I've looked at various sources online and still can't get my head around this, so please explain simply if possible! 

Is Bernoulli's inequality simple enough for you?

LOL! Sorry - lost sight of the OP's original request! But AmityNeon's first post in this thread already provides an exceptionally good and concise summary of the main things to consider when choosing between monthly and annual interest (mainly tax), and when differences between the two will arise.

Too many people incorrectly believe that a monthly account with the same AER as an annual account will always pay the same amount of interest as the annual account. In general, that will only be the case if the balance is left untouched for the full year and the interest rate doesn't change. But the differences will generally be fairly
small.

Another opportunity with annual accounts is 'self-compounding'. In other words, if you close the account, all of the accrued interest is added on closure, so you get the interest paid earlier than usual. You can then reopen a similar account, and earn interest on the interest, so you get the higher annual interest rate, plus the benefits of compounding too.

E.g. if you leave £100k earning 5% for a year, you get interest of £5,000, so closing balance is £105,000. If you instead close the account after 6 months, you get £2,500 interest, so have a closing balance of £102,500. Put that in another account paying 5% for the next 6 months, and you've got £102,500 plus 2.5% = £105,062.50 at the end of the year. So the closure has generated an additional £62.50 of interest.

5% monthly equates to 5.12% AER.

£100,000 @ 5.12% = £105,120.

To my knowledge banks don’t pay the same rate for monthly as annual interest. Hence your £62.50 gain is fundamentally flawed.

spider42

RG2015 said:

spider42 said:

Martico said:

TheLittleThings said:

I've looked at various sources online and still can't get my head around this, so please explain simply if possible! 

Is Bernoulli's inequality simple enough for you?

LOL! Sorry - lost sight of the OP's original request! But AmityNeon's first post in this thread already provides an exceptionally good and concise summary of the main things to consider when choosing between monthly and annual interest (mainly tax), and when differences between the two will arise.

Too many people incorrectly believe that a monthly account with the same AER as an annual account will always pay the same amount of interest as the annual account. In general, that will only be the case if the balance is left untouched for the full year and the interest rate doesn't change. But the differences will generally be fairly
small.

Another opportunity with annual accounts is 'self-compounding'. In other words, if you close the account, all of the accrued interest is added on closure, so you get the interest paid earlier than usual. You can then reopen a similar account, and earn interest on the interest, so you get the higher annual interest rate, plus the benefits of compounding too.
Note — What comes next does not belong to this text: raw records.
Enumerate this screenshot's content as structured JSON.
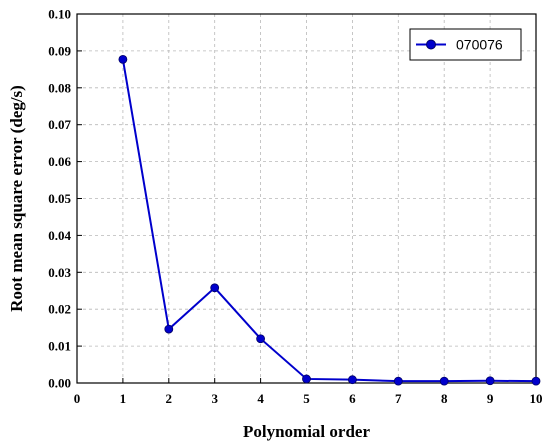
{
  "chart_data": {
    "type": "line",
    "title": "",
    "xlabel": "Polynomial order",
    "ylabel": "Root mean square error (deg/s)",
    "xlim": [
      0,
      10
    ],
    "ylim": [
      0,
      0.1
    ],
    "x_ticks": [
      "0",
      "1",
      "2",
      "3",
      "4",
      "5",
      "6",
      "7",
      "8",
      "9",
      "10"
    ],
    "y_ticks": [
      "0.00",
      "0.01",
      "0.02",
      "0.03",
      "0.04",
      "0.05",
      "0.06",
      "0.07",
      "0.08",
      "0.09",
      "0.10"
    ],
    "grid": true,
    "legend_position": "top-right",
    "series": [
      {
        "name": "070076",
        "color": "#0000cc",
        "marker": "circle",
        "x": [
          1,
          2,
          3,
          4,
          5,
          6,
          7,
          8,
          9,
          10
        ],
        "y": [
          0.0877,
          0.0146,
          0.0258,
          0.012,
          0.0011,
          0.0009,
          0.0005,
          0.0005,
          0.0006,
          0.0005
        ]
      }
    ]
  }
}
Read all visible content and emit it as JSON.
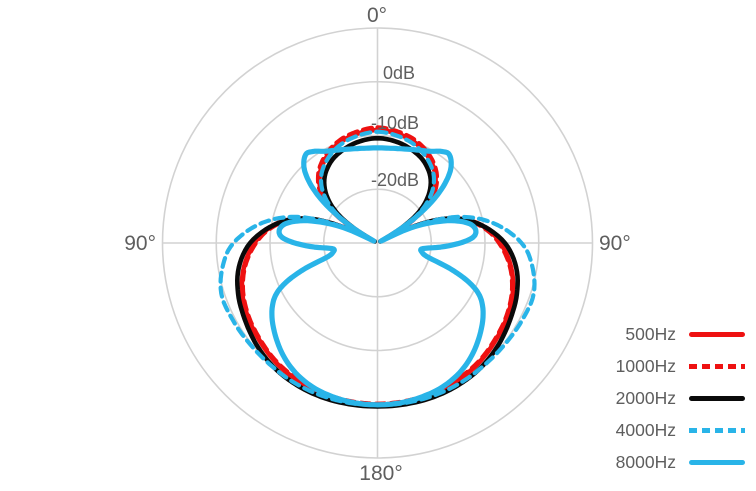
{
  "chart_data": {
    "type": "line",
    "subtype": "polar-pattern",
    "title": "",
    "angle_unit": "degrees",
    "angle_convention": "0 degrees at top, increasing toward bottom, curves mirrored left/right",
    "angle_labels": {
      "top": "0°",
      "left": "90°",
      "right": "90°",
      "bottom": "180°"
    },
    "radial_axis": {
      "unit": "dB",
      "center_db": -30,
      "outer_db": 10,
      "ring_step_db": 10,
      "rings_db": [
        10,
        0,
        -10,
        -20
      ],
      "ring_labels": [
        "0dB",
        "-10dB",
        "-20dB"
      ],
      "ring_labels_db": [
        0,
        -10,
        -20
      ]
    },
    "grid": {
      "color": "#d2d2d2",
      "axis_cross": true,
      "circles": 4
    },
    "label_color": "#5e5e5e",
    "legend_position": "right-bottom",
    "series": [
      {
        "name": "500Hz",
        "color": "#ee1111",
        "style": "solid",
        "points_deg_db": [
          [
            0,
            -9.0
          ],
          [
            10,
            -9.3
          ],
          [
            20,
            -10.0
          ],
          [
            30,
            -11.3
          ],
          [
            40,
            -13.3
          ],
          [
            48,
            -16.0
          ],
          [
            54,
            -19.5
          ],
          [
            58,
            -23.5
          ],
          [
            61,
            -29.3
          ],
          [
            65,
            -23.0
          ],
          [
            70,
            -17.0
          ],
          [
            76,
            -12.5
          ],
          [
            83,
            -9.3
          ],
          [
            90,
            -7.1
          ],
          [
            100,
            -4.8
          ],
          [
            110,
            -3.2
          ],
          [
            120,
            -2.2
          ],
          [
            130,
            -1.5
          ],
          [
            140,
            -0.8
          ],
          [
            150,
            -0.4
          ],
          [
            160,
            -0.1
          ],
          [
            170,
            0.0
          ],
          [
            180,
            0.05
          ]
        ]
      },
      {
        "name": "1000Hz",
        "color": "#ee1111",
        "style": "dashed",
        "points_deg_db": [
          [
            0,
            -8.5
          ],
          [
            10,
            -8.9
          ],
          [
            20,
            -9.6
          ],
          [
            30,
            -10.9
          ],
          [
            40,
            -12.9
          ],
          [
            48,
            -15.6
          ],
          [
            54,
            -19.0
          ],
          [
            58,
            -23.0
          ],
          [
            61,
            -29.3
          ],
          [
            65,
            -23.2
          ],
          [
            70,
            -17.3
          ],
          [
            76,
            -12.8
          ],
          [
            83,
            -9.6
          ],
          [
            90,
            -7.4
          ],
          [
            100,
            -5.0
          ],
          [
            110,
            -3.4
          ],
          [
            120,
            -2.4
          ],
          [
            130,
            -1.7
          ],
          [
            140,
            -1.0
          ],
          [
            150,
            -0.6
          ],
          [
            160,
            -0.3
          ],
          [
            170,
            -0.15
          ],
          [
            180,
            -0.1
          ]
        ]
      },
      {
        "name": "2000Hz",
        "color": "#0a0a0a",
        "style": "solid",
        "points_deg_db": [
          [
            0,
            -10.5
          ],
          [
            10,
            -10.8
          ],
          [
            20,
            -11.5
          ],
          [
            30,
            -12.6
          ],
          [
            40,
            -14.6
          ],
          [
            48,
            -17.5
          ],
          [
            54,
            -21.0
          ],
          [
            58,
            -25.0
          ],
          [
            61,
            -29.4
          ],
          [
            64,
            -25.0
          ],
          [
            68,
            -19.0
          ],
          [
            73,
            -14.5
          ],
          [
            80,
            -10.5
          ],
          [
            90,
            -6.3
          ],
          [
            100,
            -3.8
          ],
          [
            110,
            -2.4
          ],
          [
            120,
            -1.5
          ],
          [
            130,
            -0.6
          ],
          [
            140,
            0.1
          ],
          [
            150,
            0.4
          ],
          [
            160,
            0.5
          ],
          [
            170,
            0.45
          ],
          [
            180,
            0.4
          ]
        ]
      },
      {
        "name": "4000Hz",
        "color": "#29b4e8",
        "style": "dashed",
        "points_deg_db": [
          [
            0,
            -9.3
          ],
          [
            10,
            -9.7
          ],
          [
            20,
            -10.4
          ],
          [
            30,
            -11.7
          ],
          [
            40,
            -13.7
          ],
          [
            48,
            -16.6
          ],
          [
            54,
            -20.2
          ],
          [
            58,
            -24.3
          ],
          [
            61,
            -29.4
          ],
          [
            66,
            -21.8
          ],
          [
            72,
            -14.3
          ],
          [
            80,
            -8.3
          ],
          [
            90,
            -3.2
          ],
          [
            98,
            -1.0
          ],
          [
            108,
            0.55
          ],
          [
            118,
            0.5
          ],
          [
            130,
            0.25
          ],
          [
            140,
            0.2
          ],
          [
            150,
            0.25
          ],
          [
            160,
            0.25
          ],
          [
            170,
            0.2
          ],
          [
            180,
            0.15
          ]
        ]
      },
      {
        "name": "8000Hz",
        "color": "#29b4e8",
        "style": "solid",
        "points_deg_db": [
          [
            0,
            -12.3
          ],
          [
            8,
            -12.2
          ],
          [
            16,
            -11.8
          ],
          [
            24,
            -11.1
          ],
          [
            30,
            -10.3
          ],
          [
            35,
            -9.2
          ],
          [
            39,
            -8.8
          ],
          [
            44,
            -10.3
          ],
          [
            48,
            -12.8
          ],
          [
            52,
            -16.5
          ],
          [
            56,
            -21.5
          ],
          [
            59,
            -25.5
          ],
          [
            62,
            -29.2
          ],
          [
            65,
            -24.0
          ],
          [
            69,
            -19.5
          ],
          [
            74,
            -15.0
          ],
          [
            79,
            -12.2
          ],
          [
            84,
            -11.6
          ],
          [
            88,
            -13.0
          ],
          [
            93,
            -17.5
          ],
          [
            97,
            -21.5
          ],
          [
            102,
            -21.5
          ],
          [
            106,
            -20.0
          ],
          [
            110,
            -15.0
          ],
          [
            114,
            -10.8
          ],
          [
            118,
            -8.3
          ],
          [
            124,
            -6.3
          ],
          [
            132,
            -4.4
          ],
          [
            140,
            -2.7
          ],
          [
            148,
            -1.4
          ],
          [
            156,
            -0.6
          ],
          [
            164,
            -0.2
          ],
          [
            172,
            0.05
          ],
          [
            180,
            0.1
          ]
        ]
      }
    ]
  }
}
E.g. if you leave £100k earning 5% for a year, you get interest of £5,000, so closing balance is £105,000. If you instead close the account after 6 months, you get £2,500 interest, so have a closing balance of £102,500. Put that in another account paying 5% for the next 6 months, and you've got £102,500 plus 2.5% = £105,062.50 at the end of the year. So the closure has generated an additional £62.50 of interest.

5% monthly equates to 5.12% AER.

£100,000 @ 5.12% = £105,120.

To my knowledge banks don’t pay the same rate for monthly as annual interest. Hence your £62.50 gain is fundamentally flawed

That example is comparing an account paying 5% annually and held for a full year to an account paying 5% annually which is closed after 6 months and then put into a new annually paying account. No monthly interest is involved, so I'm not sure how you come to the conclusion it is "fundamentally flawed".

I started it off with "Another opportunity with annual accounts is .... " so I'm not sure why you think I'm talking about monthly paying accounts here?

slinger2

If you're getting 5% gross/year paid monthly, your getting 5%/12=0.417% per month. After one month you'd have £100,417, after two months you'd have 100000*(1.00417)^2=£100,835 and after 12 months you'd have 100000*(1.00417)^12=£105,120. That's how 5% gross becomes 5.12% AER.